Monday, June 05, 2006

An Introduction or maybe an explanation

In my last semester of the math degree I took a child and adolescent psychology course to complete my general education requirements. The first half of the semester consisted of lectures from the professor. The second half of the semester was a series of presentations by the students. We were supposed to work in groups of 3 or 4, research a topic (approved by the professor), and do a 1 hour presentation. I really really really did not want to work with a group of students on this. I already had a class where every week I had to meet with a different group of students to prepare and do a presentation on the week's topic and a math class where I was working with another student on a presentation. Yet another student group presentation was straining my patience and my schedule - work so gets in the way sometimes. *grin* And, to be perfectly honest, the topics the kids in the psych class wanted to talk about bored me to tears.
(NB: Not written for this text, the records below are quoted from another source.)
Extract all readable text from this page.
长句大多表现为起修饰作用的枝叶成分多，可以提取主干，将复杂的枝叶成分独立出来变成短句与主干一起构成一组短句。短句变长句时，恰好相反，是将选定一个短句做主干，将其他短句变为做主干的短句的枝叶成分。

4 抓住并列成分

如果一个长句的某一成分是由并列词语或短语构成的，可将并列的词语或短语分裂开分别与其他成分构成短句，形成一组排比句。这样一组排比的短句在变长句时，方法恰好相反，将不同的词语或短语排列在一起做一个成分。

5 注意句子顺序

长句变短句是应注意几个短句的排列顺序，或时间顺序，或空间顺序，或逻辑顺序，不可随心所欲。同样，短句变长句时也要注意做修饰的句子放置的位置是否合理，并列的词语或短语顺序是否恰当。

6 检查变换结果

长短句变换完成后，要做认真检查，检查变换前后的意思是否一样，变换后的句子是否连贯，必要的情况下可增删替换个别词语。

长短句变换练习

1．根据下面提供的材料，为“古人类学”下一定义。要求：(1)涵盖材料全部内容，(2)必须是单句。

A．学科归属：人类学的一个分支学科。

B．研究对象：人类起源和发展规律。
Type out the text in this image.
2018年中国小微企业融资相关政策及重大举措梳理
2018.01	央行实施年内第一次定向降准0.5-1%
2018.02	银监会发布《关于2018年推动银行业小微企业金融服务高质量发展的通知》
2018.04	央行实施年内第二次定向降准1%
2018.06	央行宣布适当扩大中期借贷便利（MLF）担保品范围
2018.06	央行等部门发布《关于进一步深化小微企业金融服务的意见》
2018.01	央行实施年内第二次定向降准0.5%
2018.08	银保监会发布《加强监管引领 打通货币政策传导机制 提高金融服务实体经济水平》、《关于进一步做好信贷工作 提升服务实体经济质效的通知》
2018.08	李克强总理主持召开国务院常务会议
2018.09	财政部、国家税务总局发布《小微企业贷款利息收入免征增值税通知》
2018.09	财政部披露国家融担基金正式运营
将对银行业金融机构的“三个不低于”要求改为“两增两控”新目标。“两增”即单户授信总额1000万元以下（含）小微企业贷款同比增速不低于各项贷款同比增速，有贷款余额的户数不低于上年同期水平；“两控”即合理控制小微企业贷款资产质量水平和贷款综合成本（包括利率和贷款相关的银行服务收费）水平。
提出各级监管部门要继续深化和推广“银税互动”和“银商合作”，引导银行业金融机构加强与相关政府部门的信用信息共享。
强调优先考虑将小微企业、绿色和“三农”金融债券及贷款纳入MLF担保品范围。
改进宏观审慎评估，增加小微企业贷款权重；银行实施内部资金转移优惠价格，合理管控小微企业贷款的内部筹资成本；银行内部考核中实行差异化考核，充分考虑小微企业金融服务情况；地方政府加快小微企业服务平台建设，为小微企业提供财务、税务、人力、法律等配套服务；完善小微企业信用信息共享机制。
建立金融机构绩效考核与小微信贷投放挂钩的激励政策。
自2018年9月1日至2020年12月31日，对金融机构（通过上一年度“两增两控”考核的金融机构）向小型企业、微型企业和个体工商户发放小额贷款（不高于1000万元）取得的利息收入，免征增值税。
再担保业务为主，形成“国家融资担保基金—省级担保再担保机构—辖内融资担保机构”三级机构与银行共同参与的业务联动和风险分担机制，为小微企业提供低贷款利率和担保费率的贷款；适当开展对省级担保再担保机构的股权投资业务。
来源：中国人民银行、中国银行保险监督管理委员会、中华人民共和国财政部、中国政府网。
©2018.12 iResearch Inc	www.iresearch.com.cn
It's not that eating disorders, body image, and sports aren't important, but ...



So I talked the professor into letting me do the research and the presentation on my own and got him to approve "mathematical thinking" as the topic. I had a blast and no trouble whatever talking for an hour on the topic. Unfortunately for the world at large, a new "passion" was awoken. The semester ended, I graduated, and I kept on researching. However, a small problem arose - I was reading stuff I didn't always understand. I decided to fix that by going back to school for a degree in psychology. And whenever possible I used the research I was doing on my own in assigned papers. The honors research project grew out of that.



The project started with a book I read for the original presentation. The book is Where Mathematics Comes From by Lakoff and Nunez (2000).



As time went on, I ended up with a few problems with this book. I felt like the authors had jumped past a few basics by going to more advanced mathematics. Why weren't they talking about the maths, like Euclidean geometry, that are the oldest and most basic? I was starting to feel as if the act of communicating math was being confused with the act of doing math. And finally, after a lot of reading, I was feeling as if one of the authors was trying to be all things to all areas of psychology. On top of all of this, the authors said that there were studies proving their claims, but I wasn't finding the studies. At least not specifically in relation to mathematics.



So when it came time to present a proposal for a study, I decided to choose one of the ideas from this book and see if I could "prove" it. Because I love Cantor's transfinite sets, I chose a piece of their ideas on how we conceptualize sets.